Kansas woman Lisa Montgomery was executed on Tuesday for strangling an expectant mother in Missouri and cutting the baby from her womb. This marks the first time in almost seven decades that the United States government has put to death a female prisoner.
Execution of Lisa Montgomery Halted
A federal appeals court on Tuesday issued a stay barring the execution of Montgomery, who was charged with the murder of a woman and cutting the baby out of her womb, which survived, back in 2004. In preparation, officials transferred her on Monday from the federal women's prison in Texas, where she was in custody for over a decade.
The 52-year-old woman has been pronounced dead at 1:31 AM on Wednesday upon receiving a lethal injection at the federal prison complex in Indiana's Terre Haute, reported New York Post.
Two other executions scheduled for later this week were also halted due to the fact that the prisoners tested positive for COVID-19.
The three executions were supposedly the last prior to President-elect Joe Biden's inauguration next week as he is an opponent of the federal death penalty.
The decision comes after Judge James Hanlon of the Southern District of Indiana had granted a stay of execution on Monday to determine if Montgomery was eligible to be executed as indicated by the Eighth Amendment. The number of additional executions under President Donald Trump is unclear. Trump resumed federal executions in July following a 17-year pause. Ten federal prisoners have since been executed, reported ABC News.
The family of the woman Montgomery killed traveled to Indiana to witness her execution.
The Indiana federal judge barred her death to allow a hearing on whether Montgomery is too mentally ill to be imposed the ruling.
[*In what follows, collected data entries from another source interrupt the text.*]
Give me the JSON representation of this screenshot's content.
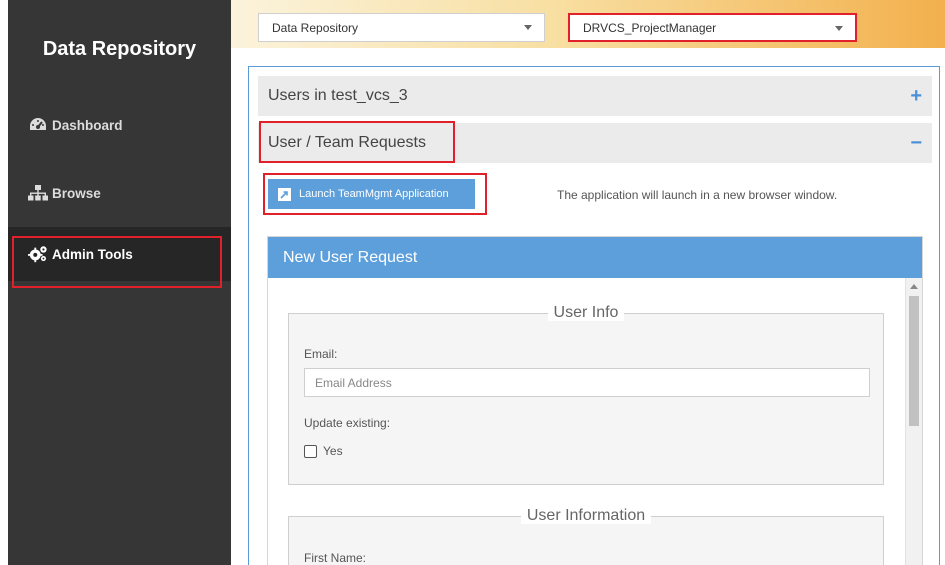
{
  "sidebar": {
    "title": "Data Repository",
    "items": [
      {
        "label": "Dashboard",
        "icon": "dashboard-icon"
      },
      {
        "label": "Browse",
        "icon": "sitemap-icon"
      },
      {
        "label": "Admin Tools",
        "icon": "gears-icon",
        "active": true
      }
    ]
  },
  "topbar": {
    "repository_select": "Data Repository",
    "role_select": "DRVCS_ProjectManager"
  },
  "accordion": {
    "users_title": "Users in test_vcs_3",
    "users_toggle": "+",
    "requests_title": "User / Team Requests",
    "requests_toggle": "−"
  },
  "launch": {
    "button_label": "Launch TeamMgmt Application",
    "note": "The application will launch in a new browser window."
  },
  "panel": {
    "title": "New User Request",
    "user_info_legend": "User Info",
    "email_label": "Email:",
    "email_placeholder": "Email Address",
    "update_label": "Update existing:",
    "yes_label": "Yes",
    "user_information_legend": "User Information",
    "first_name_label": "First Name:"
  },
  "colors": {
    "sidebar_bg": "#363636",
    "accent_blue": "#5d9fdb",
    "highlight_red": "#e0202a"
  }
}
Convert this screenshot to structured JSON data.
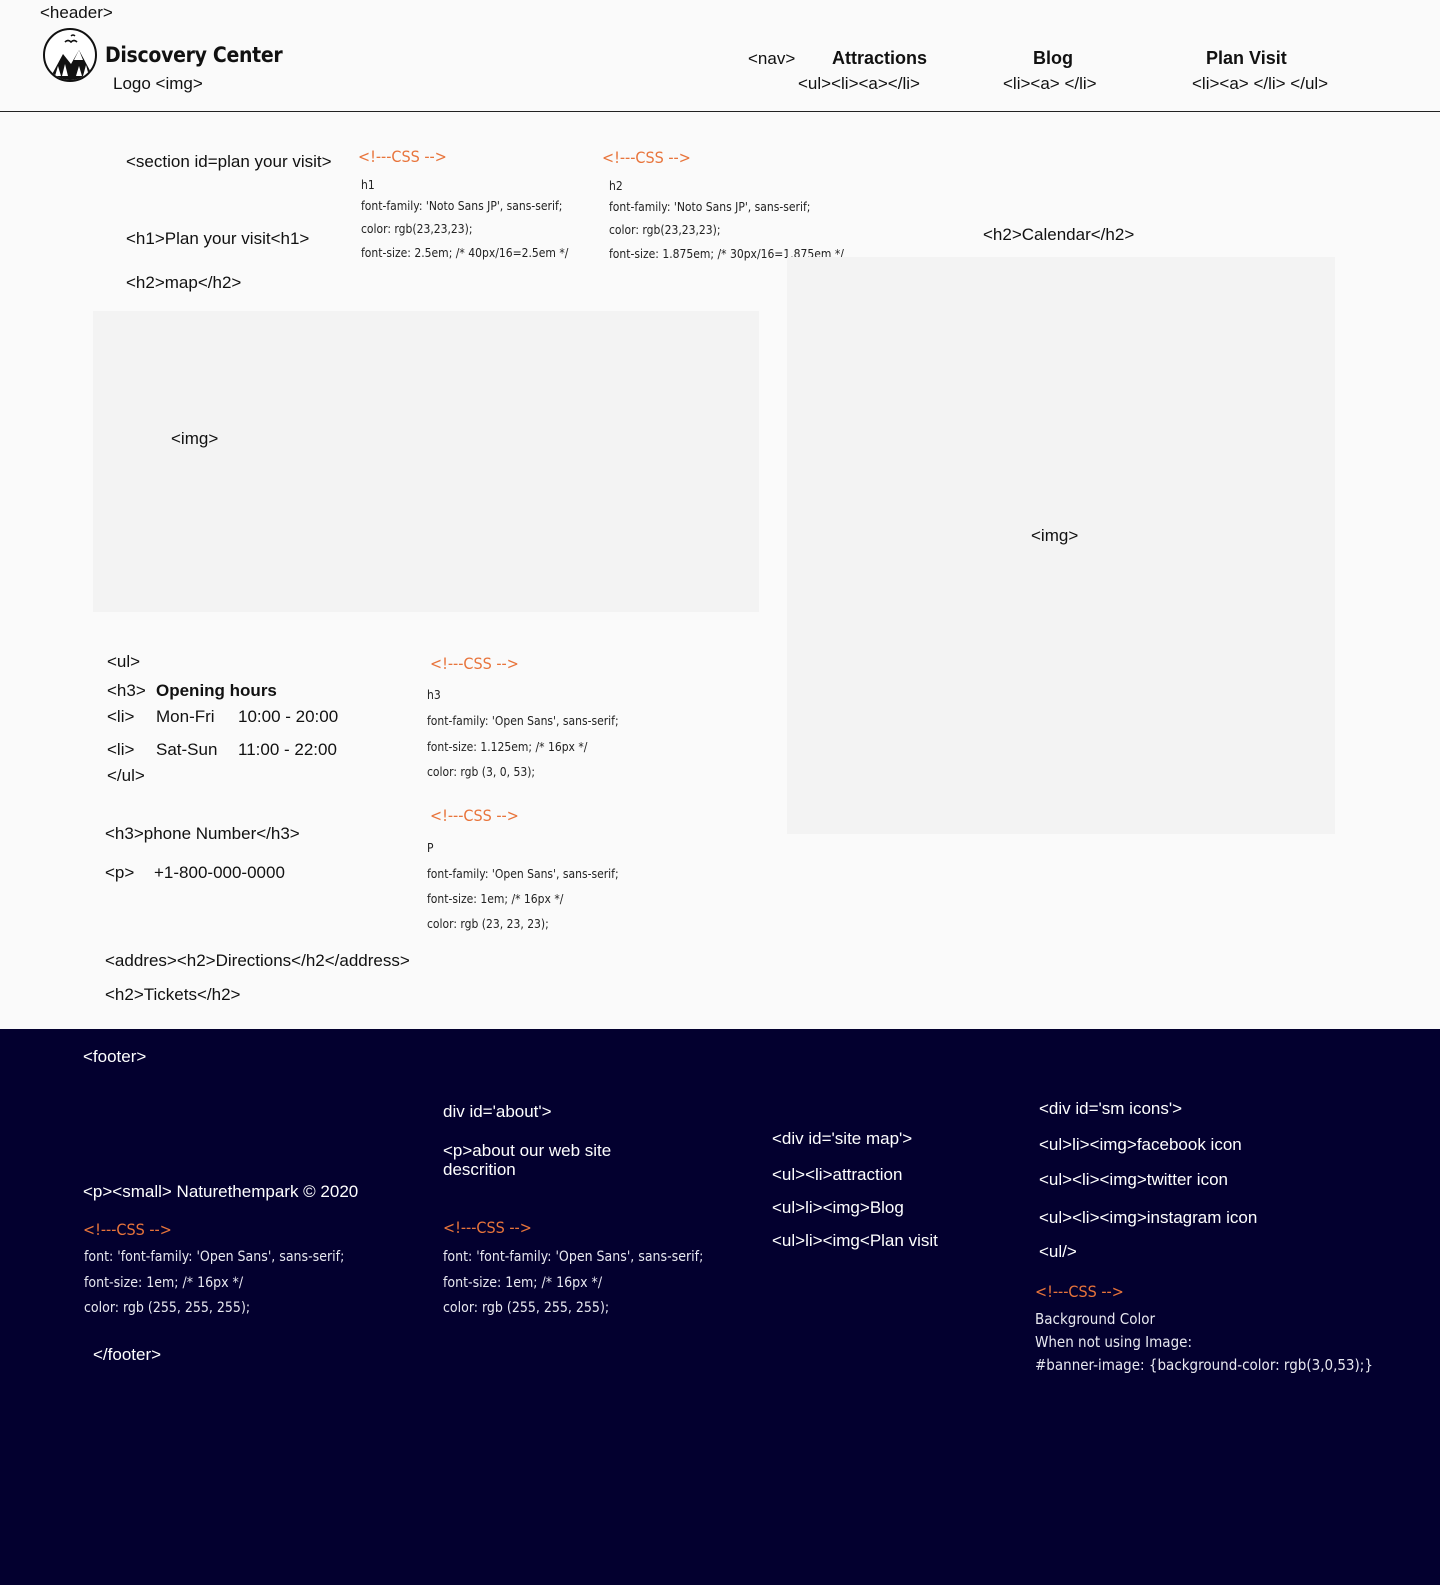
{
  "header": {
    "tag": "<header>",
    "brand": "Discovery Center",
    "logo_label": "Logo <img>",
    "nav_tag": "<nav>",
    "nav": [
      {
        "label": "Attractions",
        "sub": "<ul><li><a></li>"
      },
      {
        "label": "Blog",
        "sub": "<li><a> </li>"
      },
      {
        "label": "Plan Visit",
        "sub": "<li><a> </li> </ul>"
      }
    ]
  },
  "section": {
    "tag": "<section id=plan your visit>",
    "h1": "<h1>Plan your visit<h1>",
    "h2_map": "<h2>map</h2>",
    "map_img": "<img>",
    "h2_calendar": "<h2>Calendar</h2>",
    "calendar_img": "<img>",
    "css_h1": {
      "comment": "<!---CSS -->",
      "selector": "h1",
      "lines": [
        "font-family: 'Noto Sans JP', sans-serif;",
        "color: rgb(23,23,23);",
        "font-size: 2.5em; /* 40px/16=2.5em */"
      ]
    },
    "css_h2": {
      "comment": "<!---CSS -->",
      "selector": "h2",
      "lines": [
        "font-family: 'Noto Sans JP', sans-serif;",
        "color: rgb(23,23,23);",
        "font-size: 1.875em; /* 30px/16=1.875em */"
      ]
    },
    "hours": {
      "ul_open": "<ul>",
      "h3_tag": "<h3>",
      "h3_text": "Opening hours",
      "rows": [
        {
          "tag": "<li>",
          "days": "Mon-Fri",
          "time": "10:00 - 20:00"
        },
        {
          "tag": "<li>",
          "days": "Sat-Sun",
          "time": "11:00 - 22:00"
        }
      ],
      "ul_close": "</ul>"
    },
    "css_h3": {
      "comment": "<!---CSS -->",
      "selector": "h3",
      "lines": [
        "font-family: 'Open Sans', sans-serif;",
        "font-size: 1.125em; /* 16px */",
        "color: rgb (3, 0, 53);"
      ]
    },
    "phone_h3": "<h3>phone Number</h3>",
    "phone_tag": "<p>",
    "phone_number": "+1-800-000-0000",
    "css_p": {
      "comment": "<!---CSS -->",
      "selector": "P",
      "lines": [
        "font-family: 'Open Sans', sans-serif;",
        "font-size: 1em; /* 16px */",
        "color: rgb (23, 23, 23);"
      ]
    },
    "directions": "<addres><h2>Directions</h2</address>",
    "tickets": "<h2>Tickets</h2>"
  },
  "footer": {
    "open": "<footer>",
    "copyright": "<p><small> Naturethempark © 2020",
    "css_left": {
      "comment": "<!---CSS -->",
      "lines": [
        "font: 'font-family: 'Open Sans', sans-serif;",
        "font-size: 1em; /* 16px */",
        "color: rgb (255, 255, 255);"
      ]
    },
    "close": "</footer>",
    "about_div": "div id='about'>",
    "about_p": "<p>about our web site",
    "about_p2": "descrition",
    "css_mid": {
      "comment": "<!---CSS -->",
      "lines": [
        "font: 'font-family: 'Open Sans', sans-serif;",
        "font-size: 1em; /* 16px */",
        "color: rgb (255, 255, 255);"
      ]
    },
    "sitemap_div": "<div id='site map'>",
    "sitemap_items": [
      "<ul><li>attraction",
      "<ul>li><img>Blog",
      "<ul>li><img<Plan visit"
    ],
    "sm_div": "<div id='sm icons'>",
    "sm_items": [
      "<ul>li><img>facebook icon",
      "<ul><li><img>twitter icon",
      "<ul><li><img>instagram icon",
      "<ul/>"
    ],
    "css_right": {
      "comment": "<!---CSS -->",
      "lines": [
        "Background Color",
        "When not using Image:",
        "#banner-image: {background-color: rgb(3,0,53);}"
      ]
    }
  },
  "colors": {
    "footer_bg": "#03002f",
    "comment": "#e8743b",
    "page_bg": "#fafafa"
  }
}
Lawyers for Montgomery were also appealing to the Supreme Court to issue a stay of execution after the Indiana judge's ruling that had halted it pending a mental competency review was lifted.
According to Kelley Henry, a lawyer for Montgomery, the accused suffers from severe mental illness that was "exacerbated by the lifetime of sexual torture she suffered at the hands of caretakers," reported Yahoo.
As part of Henry's appeal, psychiatric experts submitted affidavits and claimed she is not able to understand the basis for her execution.
Henry stated, "Mrs. Montgomery is mentally deteriorating and we are seeking an opportunity to prove her incompetence."
In 2004, Montgomery killed then-23 Bobbie Jo Stinnett in the northwest Missouri town of Skidmore. She used a rope to strangle the victim, who was eight months pregnant and then knifed her daughter from her womb. Montgomery then abducted the child and attempted to pass the daughter off as her own.
Meanwhile, a federal judge for the United States District of Columbia halted the slated executions later this week of Dustin Higgs and Corey Johnson in a ruling on Tuesday. Higgs, convicted of ordering the killings of three women in Maryland, and Johnson, convicted of killing seven people connected to his drug trafficking in Virginia, both tested positive for COVID-19 in December 2020.
Montgomery was initially scheduled to be executed in December, but the date was delayed after her attorneys contracted COVID-19.